They killed us — just because we were Jews. It didn’t matter if we were babies, or children, mothers or fathers; it didn’t matter if we were secular or religious, observant or not; they killed us — in camps, in forced labor, in resistance. They killed us because we were Jews. We wore stars and triangles, we lived in ghettos and camps and there, we died. But on Sunday, May 1, at our community’s Yom HaShoah commemoration, we lived again; we are resurrected in memory, by those who will never forget.
We remember the Holocaust every day. Every day brings new reports of violence, religious extremism, murders and execution from places around the world. As a people, we mourn those losses — we say prayers for peace, we say prayers for an end to human destruction and while we are raising our voices in prayer, we also raise our voices to governments and leaders around the world and ask that they, too, demand an end to conflict and bring about peace and stability for all.
On Sunday, May 1, Tucson gathered as a united voice for Yom HaShoah. This annual event is sponsored by the Jewish Community Relations Council of the Jewish Federation of Southern Arizona and the Jewish History Museum/Holocaust History Center. Cosponsored this year by the Arizona Center for Judaic Studies, it brought together hundreds of people for a community vigil at the Tucson Jewish Community Center. This year, we joined in prayer to honor the memory of the children who didn’t survive the genocide of World War II. As their faces filled the screen and their stories filled our hearts, we listened in complete silence. These precious children lived again, as members of the Tucson community who were their relatives shared the narratives of their births, their too short lives, and finally, their deaths. No longer forgotten, no longer nameless, their faces were the faces of all children, all our cousins, all our babies. “They were children, just the same.”
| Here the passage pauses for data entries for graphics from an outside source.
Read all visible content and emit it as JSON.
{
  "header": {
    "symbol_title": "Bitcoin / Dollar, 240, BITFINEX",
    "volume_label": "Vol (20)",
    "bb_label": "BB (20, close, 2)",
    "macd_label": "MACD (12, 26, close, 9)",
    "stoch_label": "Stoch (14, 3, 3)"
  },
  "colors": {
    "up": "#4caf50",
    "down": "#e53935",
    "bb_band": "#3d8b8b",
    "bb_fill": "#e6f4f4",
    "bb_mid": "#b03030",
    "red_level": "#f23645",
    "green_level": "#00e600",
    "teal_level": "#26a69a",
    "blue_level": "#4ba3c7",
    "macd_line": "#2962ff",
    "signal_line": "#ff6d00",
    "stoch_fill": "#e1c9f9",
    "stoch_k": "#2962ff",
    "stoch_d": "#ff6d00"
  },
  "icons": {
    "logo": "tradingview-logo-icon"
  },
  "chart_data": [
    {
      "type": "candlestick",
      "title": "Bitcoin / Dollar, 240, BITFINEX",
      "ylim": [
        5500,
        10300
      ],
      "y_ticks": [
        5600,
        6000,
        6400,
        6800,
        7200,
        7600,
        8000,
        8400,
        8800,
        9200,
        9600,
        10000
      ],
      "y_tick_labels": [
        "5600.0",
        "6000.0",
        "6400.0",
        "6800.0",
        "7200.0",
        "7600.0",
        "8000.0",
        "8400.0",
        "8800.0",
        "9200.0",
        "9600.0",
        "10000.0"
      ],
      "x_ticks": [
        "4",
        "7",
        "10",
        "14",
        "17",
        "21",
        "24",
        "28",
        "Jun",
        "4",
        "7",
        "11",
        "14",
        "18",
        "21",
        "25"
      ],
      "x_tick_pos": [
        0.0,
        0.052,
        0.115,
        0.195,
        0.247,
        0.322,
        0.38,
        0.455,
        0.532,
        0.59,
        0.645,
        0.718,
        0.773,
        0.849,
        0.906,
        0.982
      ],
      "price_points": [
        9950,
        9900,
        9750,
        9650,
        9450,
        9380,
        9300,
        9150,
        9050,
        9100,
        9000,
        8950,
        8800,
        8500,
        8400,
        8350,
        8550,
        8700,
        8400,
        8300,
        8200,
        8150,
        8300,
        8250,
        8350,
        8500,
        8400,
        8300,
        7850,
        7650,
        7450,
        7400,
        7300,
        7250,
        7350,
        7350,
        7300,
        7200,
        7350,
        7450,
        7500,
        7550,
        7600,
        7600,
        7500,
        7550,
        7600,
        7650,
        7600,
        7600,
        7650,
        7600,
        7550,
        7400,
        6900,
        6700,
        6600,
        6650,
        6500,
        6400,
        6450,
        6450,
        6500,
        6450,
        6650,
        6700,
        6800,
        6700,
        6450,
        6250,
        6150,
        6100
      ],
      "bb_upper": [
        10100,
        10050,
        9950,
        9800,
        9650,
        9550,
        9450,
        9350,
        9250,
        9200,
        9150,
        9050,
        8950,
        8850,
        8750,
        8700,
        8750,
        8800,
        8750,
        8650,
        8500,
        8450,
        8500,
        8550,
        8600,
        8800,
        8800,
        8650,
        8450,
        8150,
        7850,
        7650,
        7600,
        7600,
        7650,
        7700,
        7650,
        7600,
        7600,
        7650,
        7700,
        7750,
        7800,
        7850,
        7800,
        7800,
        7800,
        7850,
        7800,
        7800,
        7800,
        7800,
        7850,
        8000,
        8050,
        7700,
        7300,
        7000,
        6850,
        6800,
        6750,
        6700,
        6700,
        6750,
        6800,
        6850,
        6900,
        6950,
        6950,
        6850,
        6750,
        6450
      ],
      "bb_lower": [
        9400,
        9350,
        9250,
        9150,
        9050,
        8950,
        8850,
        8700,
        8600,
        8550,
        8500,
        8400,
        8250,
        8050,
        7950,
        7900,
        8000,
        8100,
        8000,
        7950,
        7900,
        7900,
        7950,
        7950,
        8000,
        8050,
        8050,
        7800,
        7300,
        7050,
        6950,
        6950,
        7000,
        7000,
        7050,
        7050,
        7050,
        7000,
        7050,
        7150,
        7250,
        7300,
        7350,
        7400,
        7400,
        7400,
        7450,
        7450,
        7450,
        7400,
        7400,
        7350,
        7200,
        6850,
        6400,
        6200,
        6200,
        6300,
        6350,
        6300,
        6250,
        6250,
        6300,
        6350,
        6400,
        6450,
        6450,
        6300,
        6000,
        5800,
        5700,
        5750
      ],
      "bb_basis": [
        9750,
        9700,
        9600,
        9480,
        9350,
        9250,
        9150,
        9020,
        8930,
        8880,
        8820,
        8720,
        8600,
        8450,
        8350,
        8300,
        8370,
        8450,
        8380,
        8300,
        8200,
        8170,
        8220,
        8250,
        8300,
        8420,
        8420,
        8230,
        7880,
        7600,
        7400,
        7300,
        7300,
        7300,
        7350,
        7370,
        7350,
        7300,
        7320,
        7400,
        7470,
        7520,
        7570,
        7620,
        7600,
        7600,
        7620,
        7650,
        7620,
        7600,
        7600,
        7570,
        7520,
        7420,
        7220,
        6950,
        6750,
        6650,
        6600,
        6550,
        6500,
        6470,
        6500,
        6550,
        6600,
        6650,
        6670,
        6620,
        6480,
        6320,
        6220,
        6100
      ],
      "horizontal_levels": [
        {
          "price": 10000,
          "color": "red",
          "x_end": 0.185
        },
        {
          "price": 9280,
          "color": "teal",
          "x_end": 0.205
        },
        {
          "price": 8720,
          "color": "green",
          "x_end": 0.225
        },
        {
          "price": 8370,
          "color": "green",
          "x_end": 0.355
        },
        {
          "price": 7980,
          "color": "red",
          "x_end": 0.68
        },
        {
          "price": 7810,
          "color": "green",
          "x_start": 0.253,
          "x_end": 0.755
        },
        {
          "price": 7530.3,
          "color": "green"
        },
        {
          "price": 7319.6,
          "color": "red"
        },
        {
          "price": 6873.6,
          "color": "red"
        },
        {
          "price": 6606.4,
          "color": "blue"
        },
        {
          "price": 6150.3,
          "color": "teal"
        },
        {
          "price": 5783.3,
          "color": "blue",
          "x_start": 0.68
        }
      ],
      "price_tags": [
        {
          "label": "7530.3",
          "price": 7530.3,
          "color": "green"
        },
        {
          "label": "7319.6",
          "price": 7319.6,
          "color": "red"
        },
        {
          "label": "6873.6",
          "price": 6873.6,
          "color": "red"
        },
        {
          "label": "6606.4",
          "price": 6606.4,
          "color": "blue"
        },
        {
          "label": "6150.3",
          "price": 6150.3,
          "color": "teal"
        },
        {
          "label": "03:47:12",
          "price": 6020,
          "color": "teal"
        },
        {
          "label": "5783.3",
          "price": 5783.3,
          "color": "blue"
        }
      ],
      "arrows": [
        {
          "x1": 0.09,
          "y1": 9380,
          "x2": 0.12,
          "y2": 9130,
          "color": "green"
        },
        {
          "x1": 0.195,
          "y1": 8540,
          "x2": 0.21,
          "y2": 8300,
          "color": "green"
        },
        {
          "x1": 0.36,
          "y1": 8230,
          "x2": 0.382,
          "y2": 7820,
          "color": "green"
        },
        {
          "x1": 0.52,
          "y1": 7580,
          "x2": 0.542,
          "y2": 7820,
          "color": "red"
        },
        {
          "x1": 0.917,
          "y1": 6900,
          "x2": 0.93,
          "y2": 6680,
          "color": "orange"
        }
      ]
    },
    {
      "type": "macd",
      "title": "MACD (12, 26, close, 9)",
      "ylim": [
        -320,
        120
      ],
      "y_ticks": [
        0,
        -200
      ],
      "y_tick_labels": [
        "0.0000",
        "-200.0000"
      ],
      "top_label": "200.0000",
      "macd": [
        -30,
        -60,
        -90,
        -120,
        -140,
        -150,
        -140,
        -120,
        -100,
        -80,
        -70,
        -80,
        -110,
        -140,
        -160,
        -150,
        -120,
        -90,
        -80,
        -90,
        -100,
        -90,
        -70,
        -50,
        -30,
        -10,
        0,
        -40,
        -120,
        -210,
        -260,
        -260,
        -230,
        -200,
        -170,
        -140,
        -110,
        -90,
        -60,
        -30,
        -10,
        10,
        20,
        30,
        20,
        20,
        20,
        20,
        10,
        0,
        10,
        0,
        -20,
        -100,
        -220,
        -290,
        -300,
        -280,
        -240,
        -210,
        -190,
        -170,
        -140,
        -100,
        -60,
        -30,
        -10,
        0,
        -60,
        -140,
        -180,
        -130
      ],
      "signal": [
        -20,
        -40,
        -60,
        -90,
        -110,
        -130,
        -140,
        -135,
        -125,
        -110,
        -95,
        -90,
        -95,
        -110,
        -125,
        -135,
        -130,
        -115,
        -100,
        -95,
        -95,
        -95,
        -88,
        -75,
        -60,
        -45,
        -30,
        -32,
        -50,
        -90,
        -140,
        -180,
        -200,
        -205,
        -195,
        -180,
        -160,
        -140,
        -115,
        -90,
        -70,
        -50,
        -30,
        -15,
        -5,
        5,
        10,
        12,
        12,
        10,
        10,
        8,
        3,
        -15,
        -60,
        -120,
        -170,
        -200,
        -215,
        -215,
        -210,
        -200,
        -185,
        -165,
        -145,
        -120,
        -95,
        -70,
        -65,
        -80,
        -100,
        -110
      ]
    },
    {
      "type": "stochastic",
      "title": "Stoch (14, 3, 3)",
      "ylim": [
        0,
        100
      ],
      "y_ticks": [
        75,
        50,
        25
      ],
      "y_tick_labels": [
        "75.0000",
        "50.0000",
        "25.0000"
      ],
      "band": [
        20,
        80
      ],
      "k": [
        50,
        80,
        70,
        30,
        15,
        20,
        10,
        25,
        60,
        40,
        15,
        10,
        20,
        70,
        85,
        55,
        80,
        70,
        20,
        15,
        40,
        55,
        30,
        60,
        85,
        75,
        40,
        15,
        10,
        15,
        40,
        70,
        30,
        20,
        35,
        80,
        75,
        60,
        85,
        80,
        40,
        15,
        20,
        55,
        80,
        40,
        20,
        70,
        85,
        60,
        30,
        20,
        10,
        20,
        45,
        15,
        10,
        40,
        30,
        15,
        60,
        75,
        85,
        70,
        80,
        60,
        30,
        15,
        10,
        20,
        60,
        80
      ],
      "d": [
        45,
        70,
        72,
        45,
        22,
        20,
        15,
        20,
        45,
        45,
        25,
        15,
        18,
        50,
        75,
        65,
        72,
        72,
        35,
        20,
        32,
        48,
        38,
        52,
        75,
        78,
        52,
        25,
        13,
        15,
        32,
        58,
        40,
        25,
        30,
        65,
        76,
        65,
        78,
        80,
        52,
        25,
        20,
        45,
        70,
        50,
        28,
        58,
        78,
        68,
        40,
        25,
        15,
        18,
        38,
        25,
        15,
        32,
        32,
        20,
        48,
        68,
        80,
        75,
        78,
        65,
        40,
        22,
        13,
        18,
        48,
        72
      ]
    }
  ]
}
After the video interviews, Rosie Eilat Kahn and Hedy Feuer, both children of Holocaust survivors, led the mourner’s kaddish. A procession of survivors, escorted by Holocaust studies students from Pima Community College, lit candles; six for the six million murdered, one for those victims who remain unnamed, and one for the Righteous Among the Nations. Our pain was given voice by Rabbi Israel Becker, our pain was given song by Cantor Avraham Alpert, our loss was given hope by all who came.
There are times when people ask if I lost any family in the Holocaust — I say “yes, six million of them.” We, they, all are family.
The Gatekeepers from Ironwood Hills Church filled the auditorium at the J with hauntingly beautiful music and song. John Winchester, one of the group’s leaders and the Arizona state director for Christians United for Israel, was a contemporary reminder of the goodness of the righteous and the liberators, and of those who provide unwavering support for our people and the state of Israel.
On May 1, we were surrounded by friends who wept; who held each other in the present and shared the memories of the past. Not all in the audience were Jews, but they are members of our tribe, nonetheless, who will hold steadfast to ensure that those who were killed will always be remembered. By their support, we know that there are those who are righteous, those who will liberate us, those who will ensure “never again.”
We shed tears together that day — we wrapped ourselves in the arms of solidarity — we grieved, we prayed and we sang songs of hope and deliverance, and we did it together.
Patty Vallance is a Tucson community volunteer and author of the children’s book “Born to Wear Blue.”